Mas vamos lá, amigo leitor! E quanto aos games superviolentos cultuados por garotos que mal sabem ler e escrever? E a programação da TV com cenas de violência e temas picantes a qualquer horário?

A propósito, acerca da televisão, foi por demais interessante o bombardeio que sofreu a proposta de classificação indicativa que o Ministério da Justiça tentou emplacar. Os mesmos órgãos de comunicação que agora se mostram tão surpresos com as barbeiragens do governo Serra, quando da discussão do projeto que pretendia disciplinar os horários da programação de TV, colocaram em campo a tropa-de-choque de colunistas histriônicos, sempre prontos a denunciar a censura, o bolchevismo, o dirigismo etc. etc. etc.

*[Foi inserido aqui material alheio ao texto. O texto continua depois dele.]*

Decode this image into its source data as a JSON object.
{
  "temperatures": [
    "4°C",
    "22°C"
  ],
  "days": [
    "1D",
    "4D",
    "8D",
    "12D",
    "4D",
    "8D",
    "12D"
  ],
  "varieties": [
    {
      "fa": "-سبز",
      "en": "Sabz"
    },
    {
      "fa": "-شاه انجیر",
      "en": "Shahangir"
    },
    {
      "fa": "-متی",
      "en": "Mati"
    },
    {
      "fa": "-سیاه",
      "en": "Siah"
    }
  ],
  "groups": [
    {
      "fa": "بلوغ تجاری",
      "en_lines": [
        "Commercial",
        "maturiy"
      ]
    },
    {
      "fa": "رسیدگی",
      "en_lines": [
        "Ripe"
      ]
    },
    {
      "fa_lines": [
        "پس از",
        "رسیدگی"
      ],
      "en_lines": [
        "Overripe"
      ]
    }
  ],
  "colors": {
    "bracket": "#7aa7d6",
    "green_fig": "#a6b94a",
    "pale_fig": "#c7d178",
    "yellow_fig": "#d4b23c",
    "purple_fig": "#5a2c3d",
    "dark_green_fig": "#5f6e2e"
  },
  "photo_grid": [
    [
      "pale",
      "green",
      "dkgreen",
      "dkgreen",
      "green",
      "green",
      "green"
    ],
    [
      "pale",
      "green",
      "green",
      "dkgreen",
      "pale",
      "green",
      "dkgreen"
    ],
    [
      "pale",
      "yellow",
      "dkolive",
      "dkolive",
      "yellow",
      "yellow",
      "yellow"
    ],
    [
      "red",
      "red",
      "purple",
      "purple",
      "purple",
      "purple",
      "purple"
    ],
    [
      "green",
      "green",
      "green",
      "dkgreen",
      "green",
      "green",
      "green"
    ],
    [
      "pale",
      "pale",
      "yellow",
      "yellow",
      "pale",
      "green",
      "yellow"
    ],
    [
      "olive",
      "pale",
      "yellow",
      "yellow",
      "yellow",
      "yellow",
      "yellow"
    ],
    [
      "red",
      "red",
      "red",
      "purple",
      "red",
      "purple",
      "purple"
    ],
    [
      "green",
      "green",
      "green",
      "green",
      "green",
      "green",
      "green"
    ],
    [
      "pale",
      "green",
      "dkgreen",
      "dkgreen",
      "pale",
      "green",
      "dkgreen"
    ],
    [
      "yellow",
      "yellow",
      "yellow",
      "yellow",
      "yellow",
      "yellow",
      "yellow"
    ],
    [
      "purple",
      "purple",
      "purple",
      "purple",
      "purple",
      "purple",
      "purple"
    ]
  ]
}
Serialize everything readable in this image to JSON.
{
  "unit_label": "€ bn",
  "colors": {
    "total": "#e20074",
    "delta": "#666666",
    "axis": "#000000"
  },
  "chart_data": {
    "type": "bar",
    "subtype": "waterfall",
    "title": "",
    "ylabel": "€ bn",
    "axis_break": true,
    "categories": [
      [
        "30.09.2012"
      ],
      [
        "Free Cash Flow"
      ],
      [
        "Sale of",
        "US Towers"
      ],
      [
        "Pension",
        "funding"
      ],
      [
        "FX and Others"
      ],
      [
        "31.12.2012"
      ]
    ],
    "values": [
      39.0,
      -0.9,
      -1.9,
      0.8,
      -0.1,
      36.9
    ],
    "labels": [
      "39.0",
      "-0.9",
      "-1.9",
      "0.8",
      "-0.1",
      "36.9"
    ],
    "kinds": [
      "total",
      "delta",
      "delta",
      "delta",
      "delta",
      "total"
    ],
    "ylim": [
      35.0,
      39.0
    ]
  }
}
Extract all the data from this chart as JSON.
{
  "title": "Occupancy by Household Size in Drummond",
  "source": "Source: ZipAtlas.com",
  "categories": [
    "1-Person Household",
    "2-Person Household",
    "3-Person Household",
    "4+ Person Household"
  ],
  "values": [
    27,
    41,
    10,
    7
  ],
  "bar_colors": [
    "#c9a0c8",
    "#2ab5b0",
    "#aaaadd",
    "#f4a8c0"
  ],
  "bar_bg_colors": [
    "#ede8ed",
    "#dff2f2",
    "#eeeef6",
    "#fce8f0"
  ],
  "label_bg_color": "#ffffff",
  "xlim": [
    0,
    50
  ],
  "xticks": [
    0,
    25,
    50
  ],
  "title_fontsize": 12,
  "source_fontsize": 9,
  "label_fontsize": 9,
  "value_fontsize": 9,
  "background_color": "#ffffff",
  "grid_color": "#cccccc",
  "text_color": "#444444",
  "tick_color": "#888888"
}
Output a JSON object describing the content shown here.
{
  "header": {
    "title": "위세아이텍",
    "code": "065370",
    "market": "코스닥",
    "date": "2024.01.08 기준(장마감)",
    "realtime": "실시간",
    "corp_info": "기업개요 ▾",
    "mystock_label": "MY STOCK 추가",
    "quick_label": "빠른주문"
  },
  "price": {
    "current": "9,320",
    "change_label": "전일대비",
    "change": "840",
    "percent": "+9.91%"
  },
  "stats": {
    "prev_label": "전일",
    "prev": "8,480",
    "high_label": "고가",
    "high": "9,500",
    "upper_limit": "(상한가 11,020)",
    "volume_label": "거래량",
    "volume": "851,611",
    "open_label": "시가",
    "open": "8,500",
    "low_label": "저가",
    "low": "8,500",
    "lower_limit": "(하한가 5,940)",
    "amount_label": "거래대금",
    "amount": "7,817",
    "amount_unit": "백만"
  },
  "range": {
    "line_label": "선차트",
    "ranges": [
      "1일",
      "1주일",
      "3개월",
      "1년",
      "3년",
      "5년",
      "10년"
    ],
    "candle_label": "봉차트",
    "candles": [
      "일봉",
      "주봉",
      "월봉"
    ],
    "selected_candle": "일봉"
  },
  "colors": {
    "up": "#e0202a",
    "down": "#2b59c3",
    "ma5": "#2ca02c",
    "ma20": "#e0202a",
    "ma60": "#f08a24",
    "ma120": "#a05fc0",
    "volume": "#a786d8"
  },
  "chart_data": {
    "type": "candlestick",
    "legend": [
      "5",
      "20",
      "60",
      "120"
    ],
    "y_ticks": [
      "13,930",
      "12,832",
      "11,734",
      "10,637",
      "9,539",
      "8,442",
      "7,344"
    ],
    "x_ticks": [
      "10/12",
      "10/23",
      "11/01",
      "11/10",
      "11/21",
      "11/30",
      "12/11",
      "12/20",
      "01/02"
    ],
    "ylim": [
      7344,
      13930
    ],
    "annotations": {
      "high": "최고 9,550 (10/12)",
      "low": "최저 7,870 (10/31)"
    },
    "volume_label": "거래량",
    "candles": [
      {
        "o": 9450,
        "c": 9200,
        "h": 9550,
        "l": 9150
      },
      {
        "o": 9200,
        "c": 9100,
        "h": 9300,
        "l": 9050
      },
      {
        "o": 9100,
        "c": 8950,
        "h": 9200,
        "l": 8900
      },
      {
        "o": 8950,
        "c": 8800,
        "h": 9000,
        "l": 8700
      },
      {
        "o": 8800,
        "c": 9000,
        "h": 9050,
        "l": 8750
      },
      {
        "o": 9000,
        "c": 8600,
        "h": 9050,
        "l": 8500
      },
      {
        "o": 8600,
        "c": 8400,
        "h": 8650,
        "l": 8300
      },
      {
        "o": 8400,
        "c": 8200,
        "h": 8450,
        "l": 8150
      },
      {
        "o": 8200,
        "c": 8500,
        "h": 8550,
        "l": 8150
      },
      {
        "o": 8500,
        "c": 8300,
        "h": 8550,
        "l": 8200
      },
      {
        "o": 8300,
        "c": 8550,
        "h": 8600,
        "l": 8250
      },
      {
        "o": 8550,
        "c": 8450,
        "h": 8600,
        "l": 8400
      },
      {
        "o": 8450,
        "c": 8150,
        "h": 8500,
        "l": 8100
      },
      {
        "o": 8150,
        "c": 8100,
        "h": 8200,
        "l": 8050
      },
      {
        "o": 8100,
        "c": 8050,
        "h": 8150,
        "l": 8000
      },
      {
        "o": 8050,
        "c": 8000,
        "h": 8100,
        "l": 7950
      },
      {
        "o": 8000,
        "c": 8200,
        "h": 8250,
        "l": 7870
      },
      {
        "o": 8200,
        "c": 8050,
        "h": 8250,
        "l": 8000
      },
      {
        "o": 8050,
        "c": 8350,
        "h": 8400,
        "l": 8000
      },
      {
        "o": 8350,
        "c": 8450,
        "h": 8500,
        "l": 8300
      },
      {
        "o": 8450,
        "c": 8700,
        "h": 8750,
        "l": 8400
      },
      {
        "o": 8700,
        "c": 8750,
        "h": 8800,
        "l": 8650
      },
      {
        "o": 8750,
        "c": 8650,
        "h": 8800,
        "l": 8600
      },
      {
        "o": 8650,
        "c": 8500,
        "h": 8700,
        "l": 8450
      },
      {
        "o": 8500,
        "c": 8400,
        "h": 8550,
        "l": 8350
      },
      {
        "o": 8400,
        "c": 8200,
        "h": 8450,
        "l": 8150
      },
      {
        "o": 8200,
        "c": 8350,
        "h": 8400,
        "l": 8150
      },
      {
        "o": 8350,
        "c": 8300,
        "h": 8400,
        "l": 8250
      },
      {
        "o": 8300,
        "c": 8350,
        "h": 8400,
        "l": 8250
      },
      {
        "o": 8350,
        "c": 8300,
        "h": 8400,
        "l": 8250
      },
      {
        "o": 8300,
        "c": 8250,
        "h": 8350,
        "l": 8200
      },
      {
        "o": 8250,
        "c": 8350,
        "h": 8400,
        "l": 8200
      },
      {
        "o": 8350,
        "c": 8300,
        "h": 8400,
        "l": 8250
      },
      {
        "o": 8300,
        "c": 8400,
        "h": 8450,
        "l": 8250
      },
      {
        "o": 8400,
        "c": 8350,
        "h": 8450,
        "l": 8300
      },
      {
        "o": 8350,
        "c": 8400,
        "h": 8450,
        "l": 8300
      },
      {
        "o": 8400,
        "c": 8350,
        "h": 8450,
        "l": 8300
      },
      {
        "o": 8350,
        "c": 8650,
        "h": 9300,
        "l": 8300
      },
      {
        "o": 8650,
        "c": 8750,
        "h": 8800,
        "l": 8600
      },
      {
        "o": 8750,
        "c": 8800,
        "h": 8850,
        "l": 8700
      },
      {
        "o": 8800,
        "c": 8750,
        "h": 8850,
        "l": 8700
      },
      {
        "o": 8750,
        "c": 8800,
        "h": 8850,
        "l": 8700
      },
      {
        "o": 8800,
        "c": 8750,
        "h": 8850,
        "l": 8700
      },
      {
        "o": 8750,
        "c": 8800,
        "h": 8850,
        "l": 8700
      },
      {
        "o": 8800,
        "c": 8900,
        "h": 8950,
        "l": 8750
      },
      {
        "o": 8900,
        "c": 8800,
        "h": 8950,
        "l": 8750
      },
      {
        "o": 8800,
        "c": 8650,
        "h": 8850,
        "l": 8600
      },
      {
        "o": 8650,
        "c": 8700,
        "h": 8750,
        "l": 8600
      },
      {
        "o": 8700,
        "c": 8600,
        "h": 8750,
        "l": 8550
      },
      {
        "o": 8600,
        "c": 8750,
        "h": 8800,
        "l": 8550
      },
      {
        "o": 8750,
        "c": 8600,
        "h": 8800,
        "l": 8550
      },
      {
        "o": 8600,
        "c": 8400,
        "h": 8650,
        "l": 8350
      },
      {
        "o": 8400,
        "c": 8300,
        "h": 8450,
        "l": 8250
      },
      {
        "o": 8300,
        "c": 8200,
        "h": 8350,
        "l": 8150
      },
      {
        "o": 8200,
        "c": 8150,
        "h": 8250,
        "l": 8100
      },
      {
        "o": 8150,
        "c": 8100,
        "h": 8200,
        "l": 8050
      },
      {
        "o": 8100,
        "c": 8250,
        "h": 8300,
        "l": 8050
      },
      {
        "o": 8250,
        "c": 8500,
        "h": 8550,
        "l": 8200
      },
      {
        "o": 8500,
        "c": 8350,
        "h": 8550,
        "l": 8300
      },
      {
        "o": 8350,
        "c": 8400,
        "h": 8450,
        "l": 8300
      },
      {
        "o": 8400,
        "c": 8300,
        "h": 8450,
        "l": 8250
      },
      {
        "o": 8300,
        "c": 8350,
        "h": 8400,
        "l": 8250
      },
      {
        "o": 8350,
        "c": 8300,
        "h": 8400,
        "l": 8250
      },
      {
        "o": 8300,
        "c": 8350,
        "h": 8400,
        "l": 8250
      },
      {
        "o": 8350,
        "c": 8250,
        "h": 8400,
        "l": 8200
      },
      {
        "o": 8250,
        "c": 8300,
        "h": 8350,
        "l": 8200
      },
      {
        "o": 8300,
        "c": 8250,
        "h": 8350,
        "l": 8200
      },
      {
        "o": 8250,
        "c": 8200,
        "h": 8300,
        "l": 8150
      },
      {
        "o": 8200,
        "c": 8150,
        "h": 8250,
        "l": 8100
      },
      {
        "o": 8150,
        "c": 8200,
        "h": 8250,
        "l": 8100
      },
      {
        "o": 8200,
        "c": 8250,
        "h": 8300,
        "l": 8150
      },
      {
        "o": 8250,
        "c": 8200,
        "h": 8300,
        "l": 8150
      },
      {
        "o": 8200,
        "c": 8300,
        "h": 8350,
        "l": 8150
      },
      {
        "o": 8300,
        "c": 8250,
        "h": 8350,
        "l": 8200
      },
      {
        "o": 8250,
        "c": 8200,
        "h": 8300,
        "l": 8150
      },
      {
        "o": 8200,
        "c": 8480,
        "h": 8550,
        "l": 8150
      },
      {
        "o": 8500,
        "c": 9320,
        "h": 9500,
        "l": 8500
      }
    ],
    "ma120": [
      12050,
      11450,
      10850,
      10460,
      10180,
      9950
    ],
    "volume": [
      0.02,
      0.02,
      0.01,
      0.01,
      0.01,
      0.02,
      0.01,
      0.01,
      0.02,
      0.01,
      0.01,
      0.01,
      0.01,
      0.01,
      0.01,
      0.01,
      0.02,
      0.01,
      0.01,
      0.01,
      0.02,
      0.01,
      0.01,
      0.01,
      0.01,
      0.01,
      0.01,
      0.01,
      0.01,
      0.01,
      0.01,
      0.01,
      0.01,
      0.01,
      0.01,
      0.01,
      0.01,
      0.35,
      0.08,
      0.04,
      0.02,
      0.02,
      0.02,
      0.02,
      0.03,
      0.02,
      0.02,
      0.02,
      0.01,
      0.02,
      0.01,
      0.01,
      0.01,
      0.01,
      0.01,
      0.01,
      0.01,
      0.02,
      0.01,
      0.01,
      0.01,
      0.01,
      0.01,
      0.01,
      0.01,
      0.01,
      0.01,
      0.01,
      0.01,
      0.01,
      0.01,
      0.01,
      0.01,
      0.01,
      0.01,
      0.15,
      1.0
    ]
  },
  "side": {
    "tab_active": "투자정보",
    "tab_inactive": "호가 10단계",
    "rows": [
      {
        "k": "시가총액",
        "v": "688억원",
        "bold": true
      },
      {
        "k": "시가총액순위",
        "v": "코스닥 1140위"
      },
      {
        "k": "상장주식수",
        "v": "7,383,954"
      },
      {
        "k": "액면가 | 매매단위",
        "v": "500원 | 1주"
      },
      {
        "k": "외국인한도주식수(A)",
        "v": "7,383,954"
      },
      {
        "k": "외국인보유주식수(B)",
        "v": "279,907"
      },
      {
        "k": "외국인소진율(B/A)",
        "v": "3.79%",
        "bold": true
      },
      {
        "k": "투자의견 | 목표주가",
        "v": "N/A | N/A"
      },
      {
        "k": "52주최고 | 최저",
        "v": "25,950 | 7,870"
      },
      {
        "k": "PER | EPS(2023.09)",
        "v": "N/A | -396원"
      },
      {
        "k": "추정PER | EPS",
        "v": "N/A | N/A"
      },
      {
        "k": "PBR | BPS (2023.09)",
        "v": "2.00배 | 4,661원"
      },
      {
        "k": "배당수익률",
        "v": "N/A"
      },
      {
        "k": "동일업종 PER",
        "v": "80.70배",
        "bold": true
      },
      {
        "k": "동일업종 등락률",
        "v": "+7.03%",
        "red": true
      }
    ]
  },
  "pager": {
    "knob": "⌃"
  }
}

Alguns podem dizer que é diferente, afinal a televisão não tem a mesma responsabilidade da escola, ou de um livro didático ou, ainda, de um ente governamental. Será que não mesmo? A complexidade da nossa sociedade parece não deixar dúvidas de que se aumentou o leque de responsabilidades para a difícil tarefa de educar. Não dá para simplesmente abandonar a garotada, fazer pouco caso da programação de TV, ser liberal com games violentos, aceitar na boa que se circule à vontade por sites de relacionamento mesmo sabendo que por lá pode haver racismo ou homofobia etc., e achar que a escola - ou seus livros didáticos - pode cobrir qualquer lacuna. Isso, aliás, assemelha-se ao velho erro de achar que a figura do professor pode substituir a dos pais: "ah, deixa meu filhinho; depois o professor conserta; afinal, é trabalho dele!". E não se trata de defender o controle pelo controle ou, como já dito, a censura pura e simples; trata-se somente de não tapar os olhos para uma realidade que não somente nos bate o rosto, mas, literalmente, adentra os nossos lares. É a vida...

Olhando por esse prisma, a presepada da Secretaria de Educação do Estado de São Paulo, ainda que digna de críticas, mereceria ao menos o reconhecimento de que não é mais despropositada do que, por exemplo, alguma novela do horário nobre.